Mrożek rentre du Mexique à Cracovie en 1996 et devient aphasique à la suite d'une hémorragie cérébrale en mai 2002. Il invente alors Balthazar, son alter ego, un personnage à part entière. Grâce à lui, nous remontons dans le temps jusqu'à l'enfance et la jeunesse de l'auteur, avant son exil en 1963. Mrożek connaît l'occupation nazie, la Libération, les années de privation, la construction de la République populaire. Élève timide, étudiant en architecture et aux Beaux-Arts, journaliste débutant, caricaturiste pour un hebdo satirique, collaborateur d'un cabaret, il ne compose sa première pièce de théâtre, La Police, qu'en 1958. Dès lors il a trouvé sa voie. Il ne rompt avec la Pologne officielle qu'en 1968, déjà à l'étranger, après l'intervention des troupes du pacte de Varsovie à Prague.

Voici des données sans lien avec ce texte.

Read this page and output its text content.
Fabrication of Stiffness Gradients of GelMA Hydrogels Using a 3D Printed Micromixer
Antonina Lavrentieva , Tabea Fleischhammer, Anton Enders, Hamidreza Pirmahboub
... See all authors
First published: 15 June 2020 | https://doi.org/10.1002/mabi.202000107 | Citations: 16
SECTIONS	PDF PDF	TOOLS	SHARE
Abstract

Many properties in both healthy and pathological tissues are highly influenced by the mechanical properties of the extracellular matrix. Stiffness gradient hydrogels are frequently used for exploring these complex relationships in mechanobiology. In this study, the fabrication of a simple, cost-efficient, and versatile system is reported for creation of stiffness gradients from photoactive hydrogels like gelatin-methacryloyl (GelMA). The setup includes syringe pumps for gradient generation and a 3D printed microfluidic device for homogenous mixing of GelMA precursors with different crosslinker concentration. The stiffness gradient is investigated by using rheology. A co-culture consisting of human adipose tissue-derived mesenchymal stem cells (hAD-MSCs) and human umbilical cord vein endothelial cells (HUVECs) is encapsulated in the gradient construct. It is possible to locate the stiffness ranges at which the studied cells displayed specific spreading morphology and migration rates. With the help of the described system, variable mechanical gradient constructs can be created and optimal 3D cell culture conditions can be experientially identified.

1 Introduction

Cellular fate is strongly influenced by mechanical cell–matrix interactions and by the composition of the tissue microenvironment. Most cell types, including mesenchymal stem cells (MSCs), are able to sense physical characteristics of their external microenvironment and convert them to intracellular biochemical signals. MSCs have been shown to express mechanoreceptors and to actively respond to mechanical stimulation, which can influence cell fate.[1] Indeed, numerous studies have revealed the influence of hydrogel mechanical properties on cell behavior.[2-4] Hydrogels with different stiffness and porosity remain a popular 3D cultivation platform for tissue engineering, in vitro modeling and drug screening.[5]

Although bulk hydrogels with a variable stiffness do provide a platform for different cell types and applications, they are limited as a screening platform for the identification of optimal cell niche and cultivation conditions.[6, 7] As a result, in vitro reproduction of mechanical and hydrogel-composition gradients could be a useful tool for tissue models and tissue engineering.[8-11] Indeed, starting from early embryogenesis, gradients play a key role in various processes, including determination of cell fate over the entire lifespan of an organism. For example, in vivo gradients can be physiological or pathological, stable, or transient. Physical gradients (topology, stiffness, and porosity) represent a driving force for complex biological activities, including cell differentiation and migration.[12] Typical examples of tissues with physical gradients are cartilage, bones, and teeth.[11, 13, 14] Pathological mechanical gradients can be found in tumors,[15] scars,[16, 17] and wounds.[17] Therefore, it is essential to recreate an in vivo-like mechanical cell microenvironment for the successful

Dans un exercice rare et touchant pour un être aussi pudique, il nous dévoile sa lutte pour regagner l'usage de la parole et de la langue polonaise après son attaque. Il livre des réflexions intimes à valeur universelle sur son identité et sur celle des personnes atteintes d'amnésie ou de la maladie d'Alzheimer, mais il demeure néanmoins fidèle à son image. Il reste le miroir de la Pologne dans lequel chacun se reconnaît, sans jamais tomber dans le pathos ou l'ennui.
Aujourd'hui l'auteur maîtrise de nouveau plusieurs langues à l'oral, mais il est heureux d'avoir retrouvé pour son écriture la patrie de sa langue d'origine, le polonais. La thérapie par l'écriture a fonctionné.